08年度施行予定の高齢者医療制度については、現行の老人保健制度や退職者医療制度を廃止する形で、給付と負担の関係を明らかにして負担者の納得を得ることが求められていた。しかし、同法案では、前期(65〜74歳)・後期(75歳以上)の年齢区分を設定して制度を複雑化しており、(1)前期高齢者には、各保険者の間の財政調整制度を導入すること(2)後期高齢者を対象に独立した保険制度を創設し、財源となる後期高齢者支援金について稼得能力のない者まで対象としていること(3)廃止が決定していた退職者医療制度は、経過措置とはいえ14年度まで存続させること――など、いくつもの問題点が含まれている。さらに、導入初年度である08年度については制度改革に伴う財政試算が示されているが、それ以降の将来推計がなく、被用者保険における将来の負担増が不明である。このような仕組みは、現役世代および企業にとって納得できるものではなく、制度全般の持続可能性が大いに危惧されるという認識で3団体が一致した。

療養病床再編でも緊急要請

また、日本経団連では、閣議決定前の6日に療養病床再編について緊急要請を取りまとめ、川崎二郎厚生労働大臣に提出した。6年かけて療養病床を15万床に削減するという厚労省の考え方について、与党内の一部に反対する声が上がっていたことから、目標と期限を設定して療養病床の再編が必要である旨を申し入れた。

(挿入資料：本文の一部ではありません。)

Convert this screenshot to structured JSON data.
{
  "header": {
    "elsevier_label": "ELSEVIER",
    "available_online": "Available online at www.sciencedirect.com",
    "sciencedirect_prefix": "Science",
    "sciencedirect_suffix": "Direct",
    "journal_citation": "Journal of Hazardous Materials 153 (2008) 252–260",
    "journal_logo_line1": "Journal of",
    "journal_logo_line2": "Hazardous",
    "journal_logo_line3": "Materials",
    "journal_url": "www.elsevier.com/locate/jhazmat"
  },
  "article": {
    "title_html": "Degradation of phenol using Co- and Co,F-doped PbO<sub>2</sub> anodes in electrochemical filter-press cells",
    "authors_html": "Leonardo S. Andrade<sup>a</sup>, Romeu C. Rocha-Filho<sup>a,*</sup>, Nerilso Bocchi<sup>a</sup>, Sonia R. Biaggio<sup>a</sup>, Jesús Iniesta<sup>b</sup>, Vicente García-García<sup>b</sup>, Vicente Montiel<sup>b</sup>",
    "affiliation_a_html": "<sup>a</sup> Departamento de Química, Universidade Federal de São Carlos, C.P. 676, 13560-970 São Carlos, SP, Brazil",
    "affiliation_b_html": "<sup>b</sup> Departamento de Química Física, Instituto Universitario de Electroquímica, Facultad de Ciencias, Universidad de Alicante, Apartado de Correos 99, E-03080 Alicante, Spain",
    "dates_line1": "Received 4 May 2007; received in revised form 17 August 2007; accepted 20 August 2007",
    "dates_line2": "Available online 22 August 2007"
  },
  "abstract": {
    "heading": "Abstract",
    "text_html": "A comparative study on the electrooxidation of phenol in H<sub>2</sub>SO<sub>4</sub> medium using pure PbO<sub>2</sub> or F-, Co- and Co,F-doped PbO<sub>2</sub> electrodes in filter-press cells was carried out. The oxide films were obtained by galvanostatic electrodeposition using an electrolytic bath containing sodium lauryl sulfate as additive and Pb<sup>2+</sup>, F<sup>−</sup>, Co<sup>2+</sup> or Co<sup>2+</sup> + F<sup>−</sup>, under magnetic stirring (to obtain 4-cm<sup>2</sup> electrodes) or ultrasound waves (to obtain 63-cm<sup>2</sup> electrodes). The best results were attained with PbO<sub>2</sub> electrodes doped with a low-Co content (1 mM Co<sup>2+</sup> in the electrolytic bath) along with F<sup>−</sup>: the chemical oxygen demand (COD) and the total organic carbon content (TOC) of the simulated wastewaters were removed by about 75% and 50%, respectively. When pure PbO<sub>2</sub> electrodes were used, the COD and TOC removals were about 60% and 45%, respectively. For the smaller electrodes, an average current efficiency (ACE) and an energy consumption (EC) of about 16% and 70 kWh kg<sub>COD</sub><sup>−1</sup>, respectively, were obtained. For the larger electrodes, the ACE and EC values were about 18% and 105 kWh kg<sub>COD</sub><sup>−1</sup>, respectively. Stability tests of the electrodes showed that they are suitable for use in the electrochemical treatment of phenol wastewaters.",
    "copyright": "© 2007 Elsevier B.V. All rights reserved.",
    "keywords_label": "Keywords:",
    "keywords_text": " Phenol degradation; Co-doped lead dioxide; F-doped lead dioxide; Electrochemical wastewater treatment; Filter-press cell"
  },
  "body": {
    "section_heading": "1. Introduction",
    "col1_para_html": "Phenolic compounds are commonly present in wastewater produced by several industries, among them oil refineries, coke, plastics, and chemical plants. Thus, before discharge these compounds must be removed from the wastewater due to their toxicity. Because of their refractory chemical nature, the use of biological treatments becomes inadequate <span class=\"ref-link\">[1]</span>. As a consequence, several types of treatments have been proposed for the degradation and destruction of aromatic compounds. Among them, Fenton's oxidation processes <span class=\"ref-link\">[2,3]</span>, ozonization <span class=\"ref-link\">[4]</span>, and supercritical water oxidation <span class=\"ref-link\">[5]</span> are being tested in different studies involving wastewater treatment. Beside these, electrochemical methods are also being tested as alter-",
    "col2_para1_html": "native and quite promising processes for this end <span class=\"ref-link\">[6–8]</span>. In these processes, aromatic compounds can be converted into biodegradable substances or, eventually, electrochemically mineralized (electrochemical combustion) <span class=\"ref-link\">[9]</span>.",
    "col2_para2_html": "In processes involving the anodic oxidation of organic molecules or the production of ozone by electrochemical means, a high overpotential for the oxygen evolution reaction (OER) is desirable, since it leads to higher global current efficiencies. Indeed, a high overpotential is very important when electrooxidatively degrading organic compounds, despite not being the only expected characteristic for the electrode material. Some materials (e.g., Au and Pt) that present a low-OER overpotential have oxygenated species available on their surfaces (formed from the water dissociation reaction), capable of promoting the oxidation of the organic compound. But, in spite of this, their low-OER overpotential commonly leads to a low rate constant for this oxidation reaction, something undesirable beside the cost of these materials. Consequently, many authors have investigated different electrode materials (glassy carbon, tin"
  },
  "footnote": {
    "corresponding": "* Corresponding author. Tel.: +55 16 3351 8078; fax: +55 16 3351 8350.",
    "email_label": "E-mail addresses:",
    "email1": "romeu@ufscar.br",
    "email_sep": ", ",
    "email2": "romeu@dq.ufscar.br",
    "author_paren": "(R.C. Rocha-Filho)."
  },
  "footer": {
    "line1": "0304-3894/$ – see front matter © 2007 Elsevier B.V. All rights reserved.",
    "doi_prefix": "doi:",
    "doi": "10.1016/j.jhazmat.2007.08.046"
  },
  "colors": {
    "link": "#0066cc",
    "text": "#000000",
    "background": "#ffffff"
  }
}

緊急要請は、(1)医療の必要性に応じて療養病床は再編成し、介護型療養病床については、11年度末までに廃止すること(2)再編後、社会的入院や社会的入所が再発しないような措置を併せて実行すること――を求めている。
日本経団連では、医療の高度化を推進しつつ安心で持続可能な医療制度を構築するために、「政策目標」を設定し、医療費適正化を推進することが不可欠であると考えている。とくに、「社会的入院」「社会的入所」を解消するためには、長期の入院患者や入所者が多い療養病床を再編成し、在宅での療養や介護に転換する必要があることから緊急に要請を行った。